Henry VIII’s sixth and last wife, whom he married a year later in 1543, was Catherine Parr. She was much older than his other wives and a pragmatist with a good sensible head firmly screwed on to her shoulders. She managed to keep it there by outliving the king. She was also a very good nurse, which was by far her most important quality to a king crippled by thrombosis. By the late 1540s Henry VIII had long lost the athletic prowess of his youth; the hunting and music-making were a thing of the past. Though he still managed to lead his troops to the siege of Boulogne in 1544, mostly he had to be wheeled round his palaces in a mechanical contraption, so enormously swollen had his legs become. Too unfit even to sign his own name, a rubber stamp had to be invented to do the job.
The new queen was kind and dutiful to her stepchildren, Mary, Elizabeth and Edward. The two girls, having both been declared illegitimate by Henry, had been brought up in penniless obscurity far from court. To an unenthusiastic Henry, Catherine insisted that the nervous and religious Lady Mary and the clever Lady Elizabeth, whose mother’s head had been cut off when she was under three, should come to live with her and the king. Catherine Parr made sure that after years of neglect they were treated as befitted their rank as their father’s daughters.
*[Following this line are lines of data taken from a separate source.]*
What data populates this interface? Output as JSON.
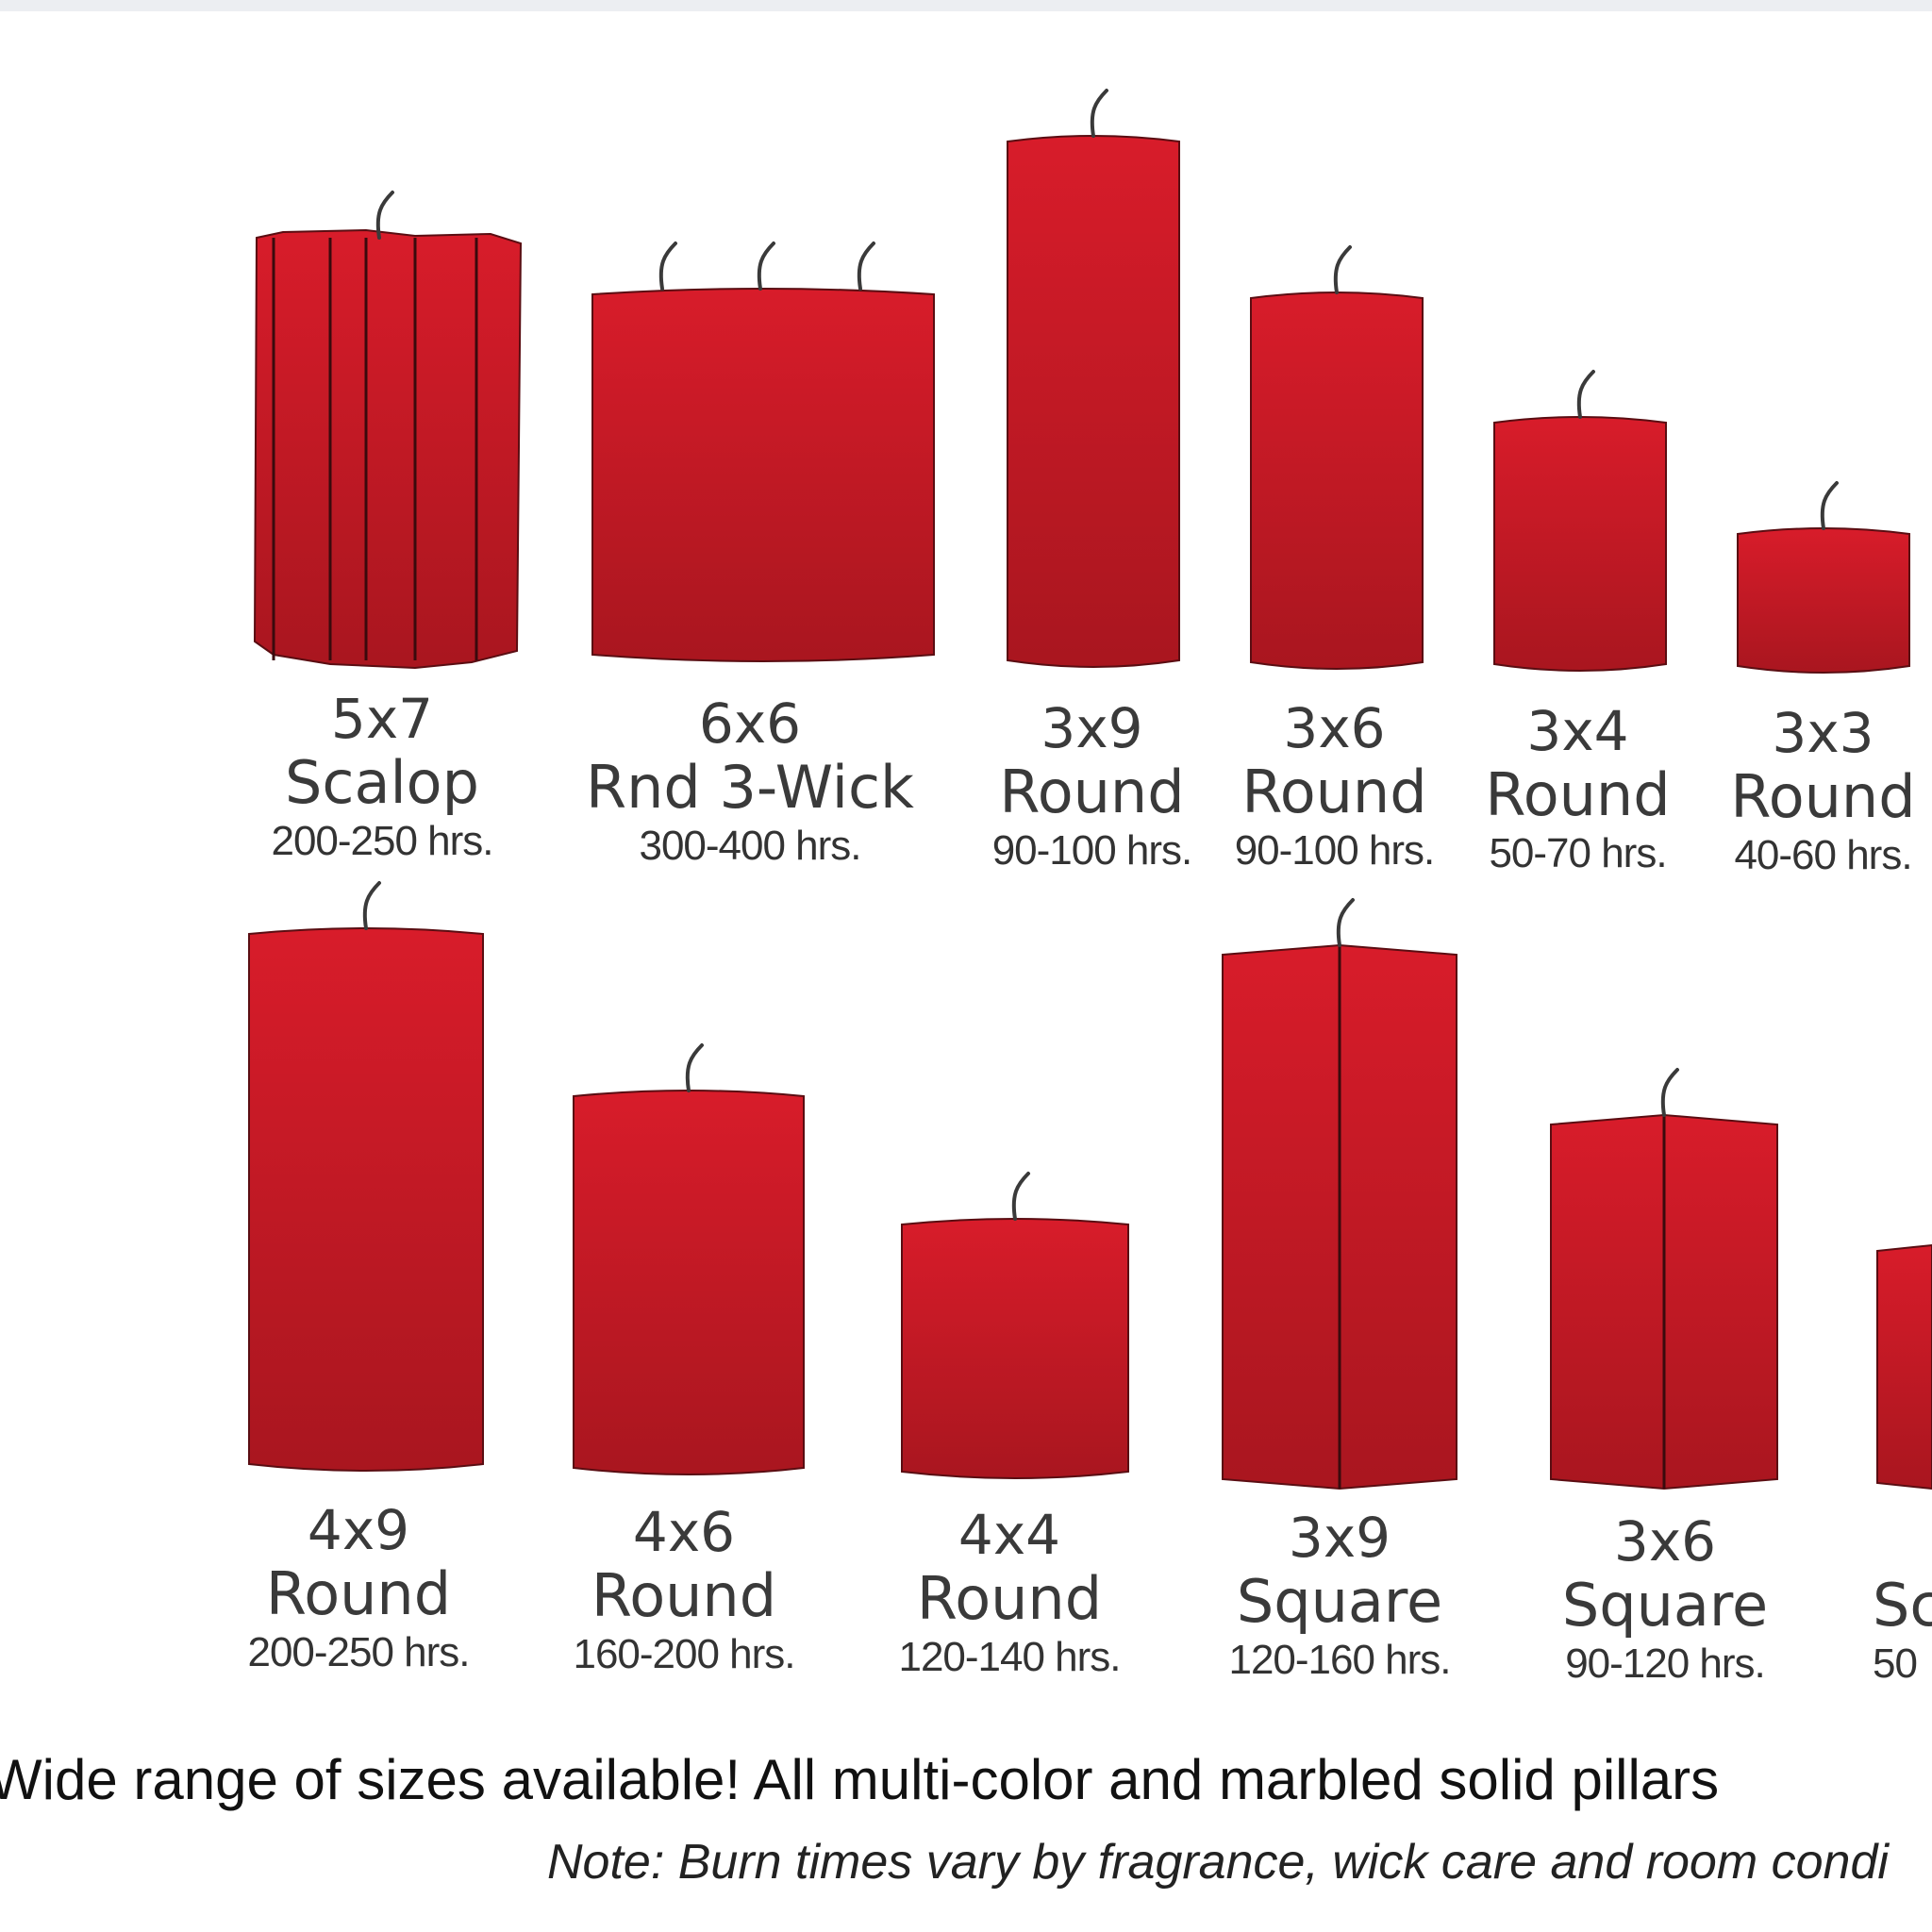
{
  "colors": {
    "candle_top": "#d81c2a",
    "candle_bottom": "#a9161f",
    "wick": "#3a3a3a"
  },
  "row1": [
    {
      "size": "5x7",
      "shape": "Scalop",
      "hours": "200-250 hrs."
    },
    {
      "size": "6x6",
      "shape": "Rnd 3-Wick",
      "hours": "300-400 hrs."
    },
    {
      "size": "3x9",
      "shape": "Round",
      "hours": "90-100 hrs."
    },
    {
      "size": "3x6",
      "shape": "Round",
      "hours": "90-100 hrs."
    },
    {
      "size": "3x4",
      "shape": "Round",
      "hours": "50-70 hrs."
    },
    {
      "size": "3x3",
      "shape": "Round",
      "hours": "40-60 hrs."
    }
  ],
  "row2": [
    {
      "size": "4x9",
      "shape": "Round",
      "hours": "200-250 hrs."
    },
    {
      "size": "4x6",
      "shape": "Round",
      "hours": "160-200 hrs."
    },
    {
      "size": "4x4",
      "shape": "Round",
      "hours": "120-140 hrs."
    },
    {
      "size": "3x9",
      "shape": "Square",
      "hours": "120-160 hrs."
    },
    {
      "size": "3x6",
      "shape": "Square",
      "hours": "90-120 hrs."
    },
    {
      "size": "",
      "shape": "Sc",
      "hours": "50"
    }
  ],
  "footer": {
    "main": "Wide range of sizes available! All multi-color and marbled solid pillars",
    "note": "Note: Burn times vary by fragrance, wick care and room condi"
  }
}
As the king’s ill-health signalled that the end of his life was approaching, members of the court began jockeying among themselves for power. Most significant were the two brothers of Jane Seymour, Edward and Thomas. As uncles of the sickly nine-year-old-heir Edward they hoped to rule the country, with the elder uncle Edward Seymour becoming lord protector. Meanwhile, however, rumours had reached the king’s suspicious ears that the Duke of Norfolk, who had now been uncle to two queens, and his son the Earl of Surrey were openly stating that their royal blood showed that on the king’s death Norfolk would be the best regent. Surrey indeed had taken to wearing the arms of Edward the Confessor. For this
lèse-majesté
Surrey was executed on 19 January 1547 and Norfolk would have been executed on the 28th had Henry VIII not died the day before. The king passed away holding the gentle Cranmer’s hand. It was one of the few of Henry’s relationships that had endured.
The succession to the English throne of a minor had always tended to be a recipe for disaster. On the other hand the kingdom Edward VI’s father bequeathed to him was more unified under royal government and more closely linked to Westminster than ever before. As partly Welsh with lands and a following in Wales, it had been a relatively easy matter for Henry by the 1536 Statute of Wales finally to do away with the ancient marcher jurisdictions, and the whole country was finally organized into shires along the English model. In Ireland a Fitzgerald rising proved the perfect excuse for Henry to send in an army to reduce the country to some semblance of order. He extended the Reformation to Ireland on the same principles as he had done in England, giving Irish lords the extensive lands of the monasteries in return for their loyalty. Since Lord of Ireland had been a papal title, Henry now called himself King of Ireland.